As my eyes adjust to the inside light, I see that it’s a computer facility. Twenty or so Suert
e are at work at holo terminals, some apparently gathering information while others are clearly involved in complex programming projects. Suarez is well ahead of me, headed for a door on the other side of the room, but I’m curious.
“You train your people on computers?” I call out, still catching up with him. He stops and looks around the room as though he hadn’t really noticed it when we first came in.
“Well of course,” he says. “We aren’t some backward little church,” a word he pronounces with derision. “We are a community and we take care of our own. Everyone here trains and becomes proficient in computer use. Most are illiterate when they arrive, so they have to be taught to read first.”
Watching the speed with which they carry out their assignments it’s hard to believe that anyone here was ever illiterate.
“I’m surprised the electricity doesn’t go out,” I say.
“We have our own supply.

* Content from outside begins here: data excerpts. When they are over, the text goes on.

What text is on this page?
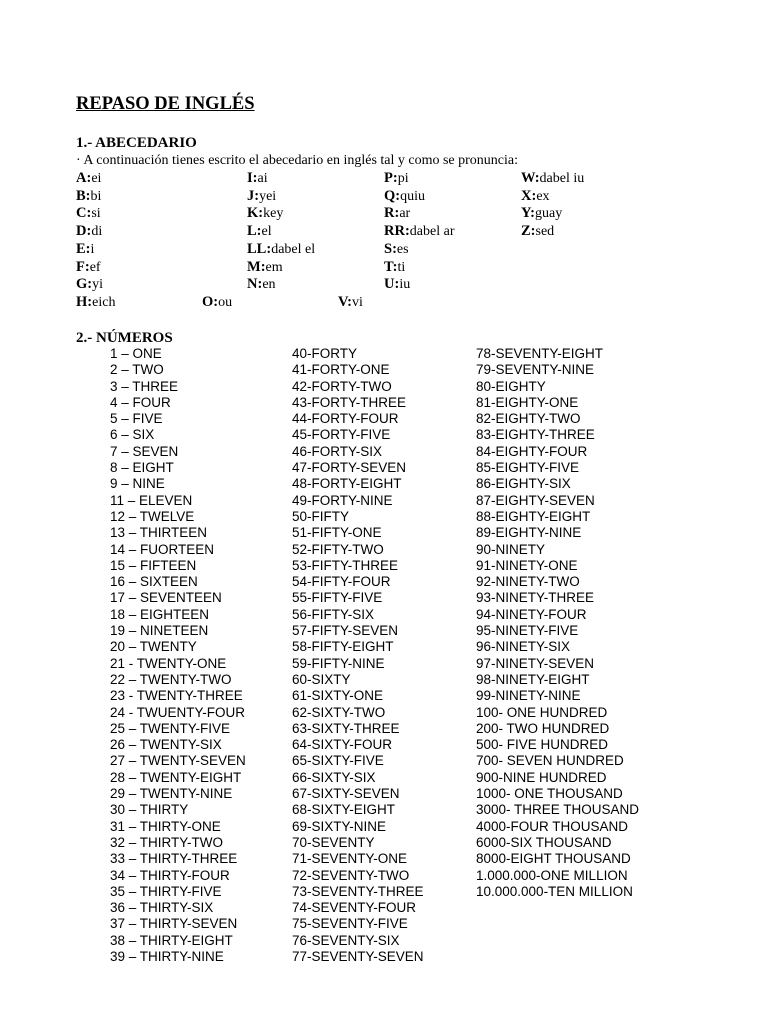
REPASO DE INGLÉS
1.- ABECEDARIO
· A continuación tienes escrito el abecedario en inglés tal y como se pronuncia:
A:ei
B:bi
C:si
D:di
E:i
F:ef
G:yi
H:eich
I:ai
J:yei
K:key
L:el
LL:dabel el
M:em
N:en
P:pi
Q:quiu
R:ar
RR:dabel ar
S:es
T:ti
U:iu
W:dabel iu
X:ex
Y:guay
Z:sed
O:ou	V:vi
2.- NÚMEROS
1 – ONE
2 – TWO
3 – THREE
4 – FOUR
5 – FIVE
6 – SIX
7 – SEVEN
8 – EIGHT
9 – NINE
11 – ELEVEN
12 – TWELVE
13 – THIRTEEN
14 – FUORTEEN
15 – FIFTEEN
16 – SIXTEEN
17 – SEVENTEEN
18 – EIGHTEEN
19 – NINETEEN
20 – TWENTY
21 - TWENTY-ONE
22 – TWENTY-TWO
23 - TWENTY-THREE
24 - TWUENTY-FOUR
25 – TWENTY-FIVE
26 – TWENTY-SIX
27 – TWENTY-SEVEN
28 – TWENTY-EIGHT
29 – TWENTY-NINE
30 – THIRTY
31 – THIRTY-ONE
32 – THIRTY-TWO
33 – THIRTY-THREE
34 – THIRTY-FOUR
35 – THIRTY-FIVE
36 – THIRTY-SIX
37 – THIRTY-SEVEN
38 – THIRTY-EIGHT
39 – THIRTY-NINE
40-FORTY
41-FORTY-ONE
42-FORTY-TWO
43-FORTY-THREE
44-FORTY-FOUR
45-FORTY-FIVE
46-FORTY-SIX
47-FORTY-SEVEN
48-FORTY-EIGHT
49-FORTY-NINE
50-FIFTY
51-FIFTY-ONE
52-FIFTY-TWO
53-FIFTY-THREE
54-FIFTY-FOUR
55-FIFTY-FIVE
56-FIFTY-SIX
57-FIFTY-SEVEN
58-FIFTY-EIGHT
59-FIFTY-NINE
60-SIXTY
61-SIXTY-ONE
62-SIXTY-TWO
63-SIXTY-THREE
64-SIXTY-FOUR
65-SIXTY-FIVE
66-SIXTY-SIX
67-SIXTY-SEVEN
68-SIXTY-EIGHT
69-SIXTY-NINE
70-SEVENTY
71-SEVENTY-ONE
72-SEVENTY-TWO
73-SEVENTY-THREE
74-SEVENTY-FOUR
75-SEVENTY-FIVE
76-SEVENTY-SIX
77-SEVENTY-SEVEN
78-SEVENTY-EIGHT
79-SEVENTY-NINE
80-EIGHTY
81-EIGHTY-ONE
82-EIGHTY-TWO
83-EIGHTY-THREE
84-EIGHTY-FOUR
85-EIGHTY-FIVE
86-EIGHTY-SIX
87-EIGHTY-SEVEN
88-EIGHTY-EIGHT
89-EIGHTY-NINE
90-NINETY
91-NINETY-ONE
92-NINETY-TWO
93-NINETY-THREE
94-NINETY-FOUR
95-NINETY-FIVE
96-NINETY-SIX
97-NINETY-SEVEN
98-NINETY-EIGHT
99-NINETY-NINE
100- ONE HUNDRED
200- TWO HUNDRED
500- FIVE HUNDRED
700- SEVEN HUNDRED
900-NINE HUNDRED
1000- ONE THOUSAND
3000- THREE THOUSAND
4000-FOUR THOUSAND
6000-SIX THOUSAND
8000-EIGHT THOUSAND
1.000.000-ONE MILLION
10.000.000-TEN MILLION
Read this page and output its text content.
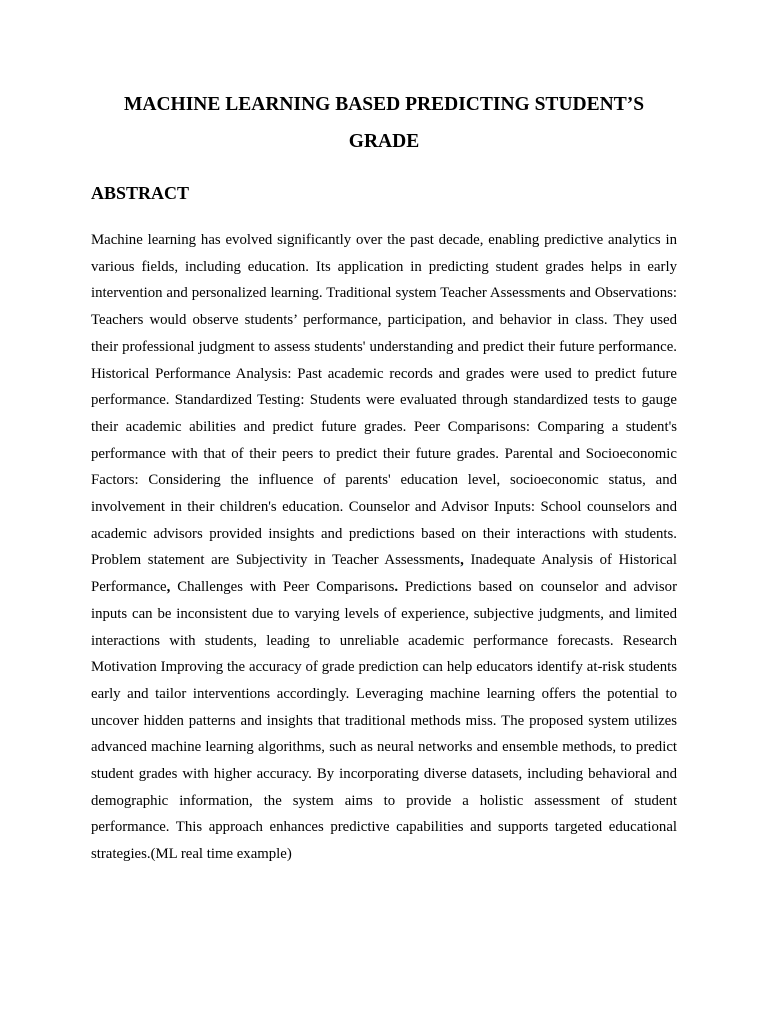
MACHINE LEARNING BASED PREDICTING STUDENT’S GRADE
ABSTRACT

Machine learning has evolved significantly over the past decade, enabling predictive analytics in various fields, including education. Its application in predicting student grades helps in early intervention and personalized learning. Traditional system Teacher Assessments and Observations: Teachers would observe students’ performance, participation, and behavior in class. They used their professional judgment to assess students' understanding and predict their future performance. Historical Performance Analysis: Past academic records and grades were used to predict future performance. Standardized Testing: Students were evaluated through standardized tests to gauge their academic abilities and predict future grades. Peer Comparisons: Comparing a student's performance with that of their peers to predict their future grades. Parental and Socioeconomic Factors: Considering the influence of parents' education level, socioeconomic status, and involvement in their children's education. Counselor and Advisor Inputs: School counselors and academic advisors provided insights and predictions based on their interactions with students. Problem statement are Subjectivity in Teacher Assessments, Inadequate Analysis of Historical Performance, Challenges with Peer Comparisons. Predictions based on counselor and advisor inputs can be inconsistent due to varying levels of experience, subjective judgments, and limited interactions with students, leading to unreliable academic performance forecasts. Research Motivation Improving the accuracy of grade prediction can help educators identify at-risk students early and tailor interventions accordingly. Leveraging machine learning offers the potential to uncover hidden patterns and insights that traditional methods miss. The proposed system utilizes advanced machine learning algorithms, such as neural networks and ensemble methods, to predict student grades with higher accuracy. By incorporating diverse datasets, including behavioral and demographic information, the system aims to provide a holistic assessment of student performance. This approach enhances predictive capabilities and supports targeted educational strategies.(ML real time example)
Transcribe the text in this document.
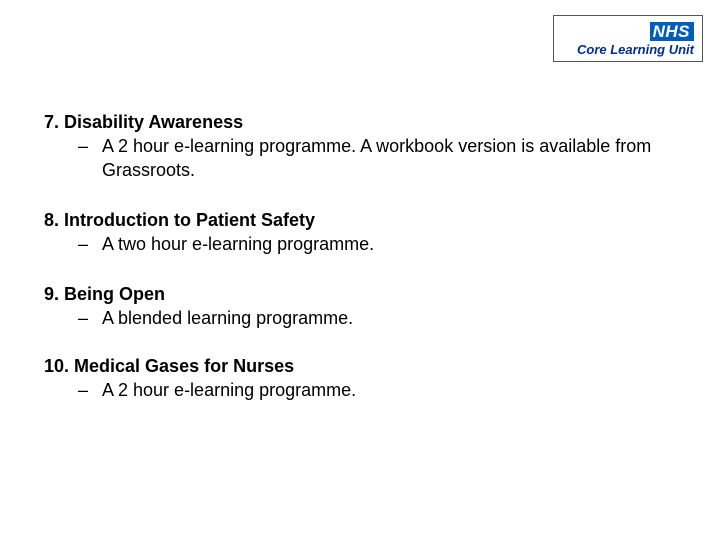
NHS
Core Learning Unit
7. Disability Awareness
– A 2 hour e-learning programme. A workbook version is available from Grassroots.
8. Introduction to Patient Safety
– A two hour e-learning programme.
9. Being Open
– A blended learning programme.
10. Medical Gases for Nurses
– A 2 hour e-learning programme.
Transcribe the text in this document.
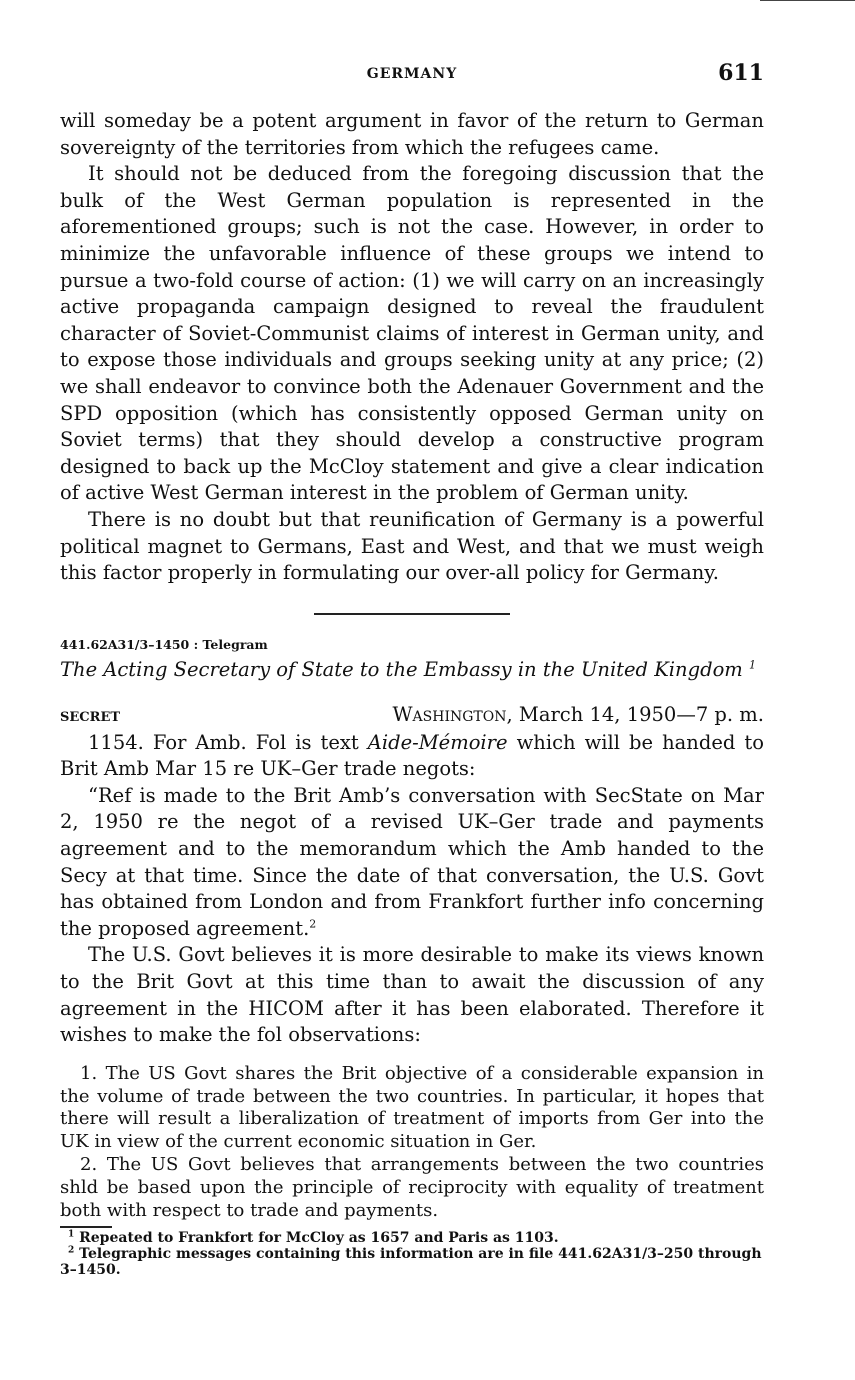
GERMANY	611

will someday be a potent argument in favor of the return to German sovereignty of the territories from which the refugees came.

It should not be deduced from the foregoing discussion that the bulk of the West German population is represented in the aforementioned groups; such is not the case. However, in order to minimize the unfavorable influence of these groups we intend to pursue a two-fold course of action: (1) we will carry on an increasingly active propaganda campaign designed to reveal the fraudulent character of Soviet-Communist claims of interest in German unity, and to expose those individuals and groups seeking unity at any price; (2) we shall endeavor to convince both the Adenauer Government and the SPD opposition (which has consistently opposed German unity on Soviet terms) that they should develop a constructive program designed to back up the McCloy statement and give a clear indication of active West German interest in the problem of German unity.

There is no doubt but that reunification of Germany is a powerful political magnet to Germans, East and West, and that we must weigh this factor properly in formulating our over-all policy for Germany.

441.62A31/3–1450 : Telegram
The Acting Secretary of State to the Embassy in the United Kingdom $^1$
SECRET	Washington, March 14, 1950—7 p. m.

1154. For Amb. Fol is text Aide-Mémoire which will be handed to Brit Amb Mar 15 re UK–Ger trade negots:

“Ref is made to the Brit Amb’s conversation with SecState on Mar 2, 1950 re the negot of a revised UK–Ger trade and payments agreement and to the memorandum which the Amb handed to the Secy at that time. Since the date of that conversation, the U.S. Govt has obtained from London and from Frankfort further info concerning the proposed agreement.$^2$

The U.S. Govt believes it is more desirable to make its views known to the Brit Govt at this time than to await the discussion of any agreement in the HICOM after it has been elaborated. Therefore it wishes to make the fol observations:

1. The US Govt shares the Brit objective of a considerable expansion in the volume of trade between the two countries. In particular, it hopes that there will result a liberalization of treatment of imports from Ger into the UK in view of the current economic situation in Ger.

2. The US Govt believes that arrangements between the two countries shld be based upon the principle of reciprocity with equality of treatment both with respect to trade and payments.

$^1$ Repeated to Frankfort for McCloy as 1657 and Paris as 1103.
$^2$ Telegraphic messages containing this information are in file 441.62A31/3–250 through 3–1450.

It’s necessary.”
“It’s necessary, so therefore it happens, is that it?”
He smiles.
“Yes, exactly. That is the nature of suerte”
I look around at the multitude of computers, an intent operator bent over each one.
“You scoop?”
“We keep abreast of events,” he says, admitting the fact without actually saying so. “Information is an important resource.”
“Of course.”
“Come,” he says. “We need privacy, I think.”
He leads me through a doorway that leads out of the computer center. On the other side is a set of stairs. He climbs and I follow him. At the top we reach a suite of rooms, apparently his own apartment.